Domestic activity slowed sharply in the second half of last year, the figures released on Wednesday showed, with gross domestic product (GDP) rising 0.2 percent in the December quarter following a sub-par 0.3 percent in the previous three-month period.
Annual GDP rose a below-trend 2.3 percent, the slowest pace since mid-2017 and confounding expectations for a 2.5 percent increase.
The dismal figures sent the Australian dollar to a two-month trough of $0.7029 as investors wagered the Reserve Bank of Australia (RBA) would ease policy to stimulate the economy.

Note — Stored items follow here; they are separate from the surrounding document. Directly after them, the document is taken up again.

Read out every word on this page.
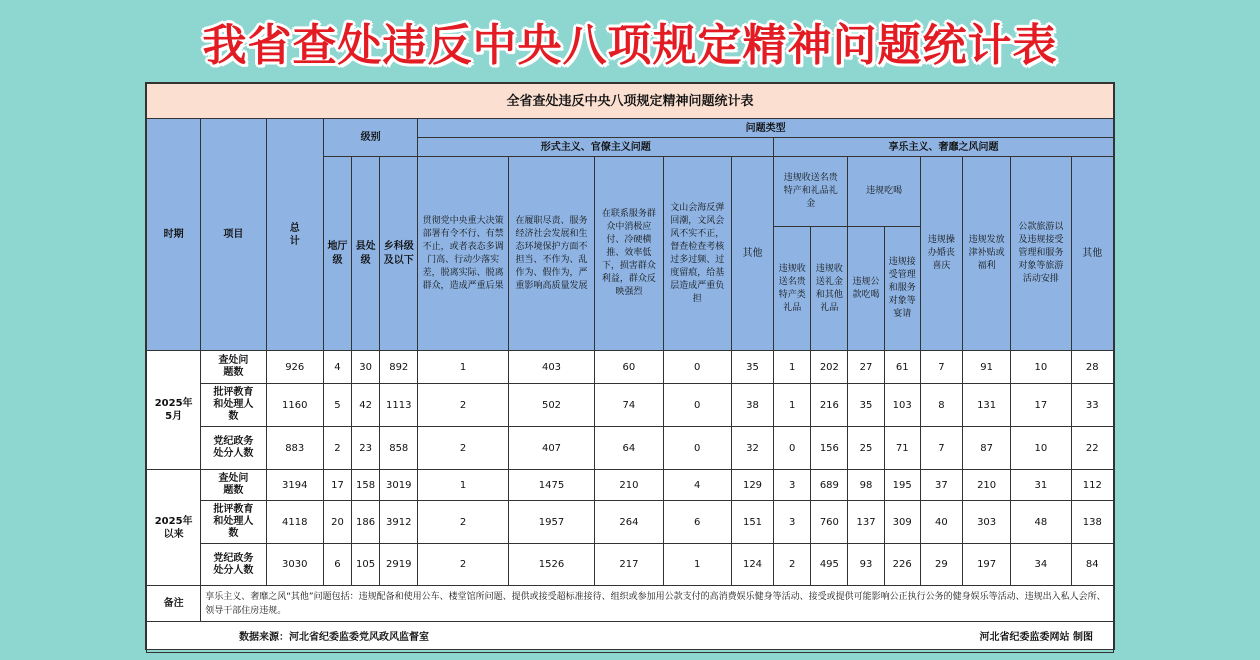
我省查处违反中央八项规定精神问题统计表
全省查处违反中央八项规定精神问题统计表																		
时期	项目	总计	级别			问题类型												
						形式主义、官僚主义问题					享乐主义、奢靡之风问题							
			地厅级	县处级	乡科级及以下	贯彻党中央重大决策部署有令不行、有禁不止，或者表态多调门高、行动少落实差，脱离实际、脱离群众，造成严重后果	在履职尽责、服务经济社会发展和生态环境保护方面不担当、不作为、乱作为、假作为，严重影响高质量发展	在联系服务群众中消极应付、冷硬横推、效率低下，损害群众利益，群众反映强烈	文山会海反弹回潮，文风会风不实不正，督查检查考核过多过频、过度留痕，给基层造成严重负担	其他	违规收送名贵特产和礼品礼金		违规吃喝		违规操办婚丧喜庆	违规发放津补贴或福利	公款旅游以及违规接受管理和服务对象等旅游活动安排	其他
											违规收送名贵特产类礼品	违规收送礼金和其他礼品	违规公款吃喝	违规接受管理和服务对象等宴请				
2025年5月	查处问题数	926	4	30	892	1	403	60	0	35	1	202	27	61	7	91	10	28
	批评教育和处理人数	1160	5	42	1113	2	502	74	0	38	1	216	35	103	8	131	17	33
	党纪政务处分人数	883	2	23	858	2	407	64	0	32	0	156	25	71	7	87	10	22
2025年以来	查处问题数	3194	17	158	3019	1	1475	210	4	129	3	689	98	195	37	210	31	112
	批评教育和处理人数	4118	20	186	3912	2	1957	264	6	151	3	760	137	309	40	303	48	138
	党纪政务处分人数	3030	6	105	2919	2	1526	217	1	124	2	495	93	226	29	197	34	84
备注	享乐主义、奢靡之风“其他”问题包括：违规配备和使用公车、楼堂馆所问题、提供或接受超标准接待、组织或参加用公款支付的高消费娱乐健身等活动、接受或提供可能影响公正执行公务的健身娱乐等活动、违规出入私人会所、领导干部住房违规。																	

数据来源：河北省纪委监委党风政风监督室 河北省纪委监委网站 制图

“We think rate cuts this year, while not guaranteed, are now more likely than not,” said Nomura economist Andrew Ticehurst in a report.
Ticehurst cited weak regional and global growth and debt-laden consumers in a deteriorating housing market among reasons for his bearish case.

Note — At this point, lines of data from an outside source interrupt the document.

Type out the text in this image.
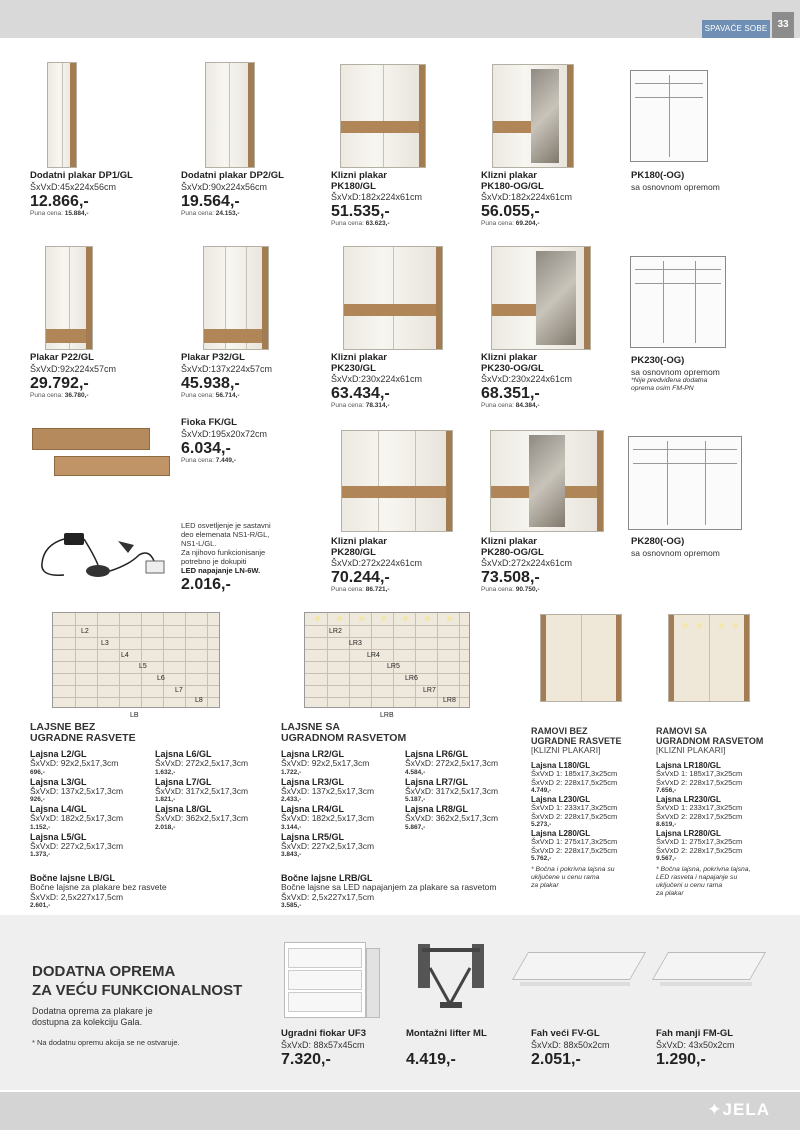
SPAVAĆE SOBE	33
Dodatni plakar DP1/GL
ŠxVxD:45x224x56cm
12.866,-
Puna cena: 15.884,-
Dodatni plakar DP2/GL
ŠxVxD:90x224x56cm
19.564,-
Puna cena: 24.153,-
Klizni plakar
PK180/GL
ŠxVxD:182x224x61cm
51.535,-
Puna cena: 63.623,-
Klizni plakar
PK180-OG/GL
ŠxVxD:182x224x61cm
56.055,-
Puna cena: 69.204,-
PK180(-OG)
sa osnovnom opremom
Plakar P22/GL
ŠxVxD:92x224x57cm
29.792,-
Puna cena: 36.780,-
Plakar P32/GL
ŠxVxD:137x224x57cm
45.938,-
Puna cena: 56.714,-
Klizni plakar
PK230/GL
ŠxVxD:230x224x61cm
63.434,-
Puna cena: 78.314,-
Klizni plakar
PK230-OG/GL
ŠxVxD:230x224x61cm
68.351,-
Puna cena: 84.384,-
PK230(-OG)
sa osnovnom opremom
*Nije predviđena dodatna
oprema osim FM-PN
Fioka FK/GL
ŠxVxD:195x20x72cm
6.034,-
Puna cena: 7.449,-
LED osvetljenje je sastavni
deo elemenata NS1-R/GL,
NS1-L/GL.
Za njihovo funkcionisanje
potrebno je dokupiti
LED napajanje LN-6W.
2.016,-
Klizni plakar
PK280/GL
ŠxVxD:272x224x61cm
70.244,-
Puna cena: 86.721,-
Klizni plakar
PK280-OG/GL
ŠxVxD:272x224x61cm
73.508,-
Puna cena: 90.750,-
PK280(-OG)
sa osnovnom opremom
L2
L3
L4
L5
L6
L7
L8
LB
LR2
LR3
LR4
LR5
LR6
LR7
LR8
LRB
LAJSNE BEZ
UGRADNE RASVETE
Lajsna L2/GL
ŠxVxD: 92x2,5x17,3cm
696,-
Lajsna L3/GL
ŠxVxD: 137x2,5x17,3cm
926,-
Lajsna L4/GL
ŠxVxD: 182x2,5x17,3cm
1.152,-
Lajsna L5/GL
ŠxVxD: 227x2,5x17,3cm
1.373,-
Lajsna L6/GL
ŠxVxD: 272x2,5x17,3cm
1.632,-
Lajsna L7/GL
ŠxVxD: 317x2,5x17,3cm
1.821,-
Lajsna L8/GL
ŠxVxD: 362x2,5x17,3cm
2.018,-
Bočne lajsne LB/GL
Bočne lajsne za plakare bez rasvete
ŠxVxD: 2,5x227x17,5cm
2.601,-
LAJSNE SA
UGRADNOM RASVETOM
Lajsna LR2/GL
ŠxVxD: 92x2,5x17,3cm
1.722,-
Lajsna LR3/GL
ŠxVxD: 137x2,5x17,3cm
2.433,-
Lajsna LR4/GL
ŠxVxD: 182x2,5x17,3cm
3.144,-
Lajsna LR5/GL
ŠxVxD: 227x2,5x17,3cm
3.843,-
Lajsna LR6/GL
ŠxVxD: 272x2,5x17,3cm
4.584,-
Lajsna LR7/GL
ŠxVxD: 317x2,5x17,3cm
5.187,-
Lajsna LR8/GL
ŠxVxD: 362x2,5x17,3cm
5.867,-
Bočne lajsne LRB/GL
Bočne lajsne sa LED napajanjem za plakare sa rasvetom
ŠxVxD: 2,5x227x17,5cm
3.585,-
RAMOVI BEZ
UGRADNE RASVETE
[KLIZNI PLAKARI]
Lajsna L180/GL
ŠxVxD 1: 185x17,3x25cm
ŠxVxD 2: 228x17,5x25cm
4.749,-
Lajsna L230/GL
ŠxVxD 1: 233x17,3x25cm
ŠxVxD 2: 228x17,5x25cm
5.273,-
Lajsna L280/GL
ŠxVxD 1: 275x17,3x25cm
ŠxVxD 2: 228x17,5x25cm
5.762,-
* Bočna i pokrivna lajsna su
uključene u cenu rama
za plakar
RAMOVI SA
UGRADNOM RASVETOM
[KLIZNI PLAKARI]
Lajsna LR180/GL
ŠxVxD 1: 185x17,3x25cm
ŠxVxD 2: 228x17,5x25cm
7.656,-
Lajsna LR230/GL
ŠxVxD 1: 233x17,3x25cm
ŠxVxD 2: 228x17,5x25cm
8.619,-
Lajsna LR280/GL
ŠxVxD 1: 275x17,3x25cm
ŠxVxD 2: 228x17,5x25cm
9.567,-
* Bočna lajsna, pokrivna lajsna,
LED rasveta i napajanje su
uključeni u cenu rama
za plakar
DODATNA OPREMA
ZA VEĆU FUNKCIONALNOST
Dodatna oprema za plakare je
dostupna za kolekciju Gala.
* Na dodatnu opremu akcija se ne ostvaruje.
Ugradni fiokar UF3
ŠxVxD: 88x57x45cm
7.320,-
Montažni lifter ML
4.419,-
Fah veći FV-GL
ŠxVxD: 88x50x2cm
2.051,-
Fah manji FM-GL
ŠxVxD: 43x50x2cm
1.290,-
✦JELA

“We expect another round of material growth forecast reductions from the RBA and see an increasing risk that inflation continues to fall short of the target band for an extended period,” he added.

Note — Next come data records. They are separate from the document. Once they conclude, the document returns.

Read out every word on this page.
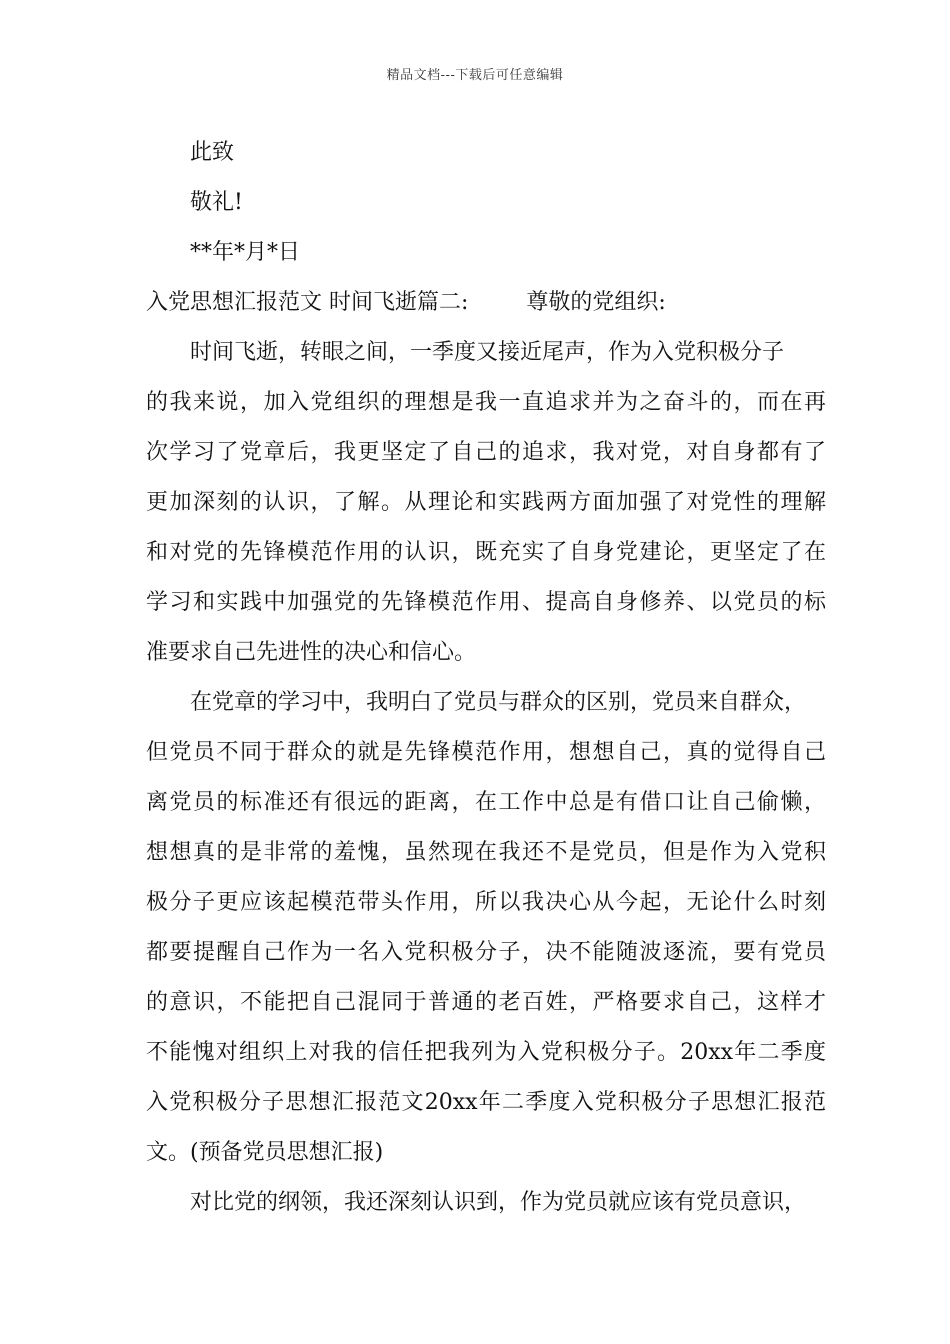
精品文档---下载后可任意编辑
此致
敬礼!
**年*月*日
入党思想汇报范文 时间飞逝篇二:	尊敬的党组织:
时间飞逝，转眼之间，一季度又接近尾声，作为入党积极分子
的我来说，加入党组织的理想是我一直追求并为之奋斗的，而在再
次学习了党章后，我更坚定了自己的追求，我对党，对自身都有了
更加深刻的认识，了解。从理论和实践两方面加强了对党性的理解
和对党的先锋模范作用的认识，既充实了自身党建论，更坚定了在
学习和实践中加强党的先锋模范作用、提高自身修养、以党员的标
准要求自己先进性的决心和信心。
在党章的学习中，我明白了党员与群众的区别，党员来自群众，
但党员不同于群众的就是先锋模范作用，想想自己，真的觉得自己
离党员的标准还有很远的距离，在工作中总是有借口让自己偷懒，
想想真的是非常的羞愧，虽然现在我还不是党员，但是作为入党积
极分子更应该起模范带头作用，所以我决心从今起，无论什么时刻
都要提醒自己作为一名入党积极分子，决不能随波逐流，要有党员
的意识，不能把自己混同于普通的老百姓，严格要求自己，这样才
不能愧对组织上对我的信任把我列为入党积极分子。20xx年二季度
入党积极分子思想汇报范文20xx年二季度入党积极分子思想汇报范
文。(预备党员思想汇报)
对比党的纲领，我还深刻认识到，作为党员就应该有党员意识，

Australia’s top investment bank Macquarie also revised its rate outlook to two cuts this year from no change previously, as did JPMorgan.
“With growth now below trend, the labor market will soon start softening. So, you can support the economy with further cuts,” said Macquarie economist Ric Deverell.
Interest rate futures have moved too, now pricing in a 100-percent chance of a cut to the 1.50 percent cash rate this year from an 86 percent probability on Tuesday.
The RBA drifted away from its previous tightening bias last month to a neutral stance, although recent comments and reports from the central bank show the outlook on the economy remain broadly optimistic. It expects growth to pick up to around 3 percent this year, a forecast many economists believe will be downgraded in the months to follow.
A revival in business investment, strong government spending, higher commodity prices and a still robust jobs market are among reasons for the RBA’s optimism.
But dark clouds are now gathering as the house price slowdown hits dwelling investment and construction activity in Australia’s two biggest cities of Sydney and Melbourne. The property downturn is also expected to further weigh on already-stretched household balance sheets.
At the same time, wage growth is slow and there is still a fair degree of spare capacity in the labor market.
On a per capita basis, GDP fell in December and September quarters, marking only the third time in the past 30 years per capita activity contracted for two consecutive quarters. The last time that happened was in 2006.
RBA Governor Philip Lowe still believes there is fire left in Australia’s economy which has not had a recession since 1991.
“The adjustment in our housing market is manageable for the overall economy. It is unlikely to derail our economic expansion,” he said in a speech in Sydney before the GDP data on Wednesday.
While focussing on economic bright spots, Lowe emphasized current monetary policy settings were “clearly stimulatory.”
“We have the flexibility to adjust monetary policy in either direction as required,” he said. “At the moment, the probabilities appear reasonably evenly balanced.”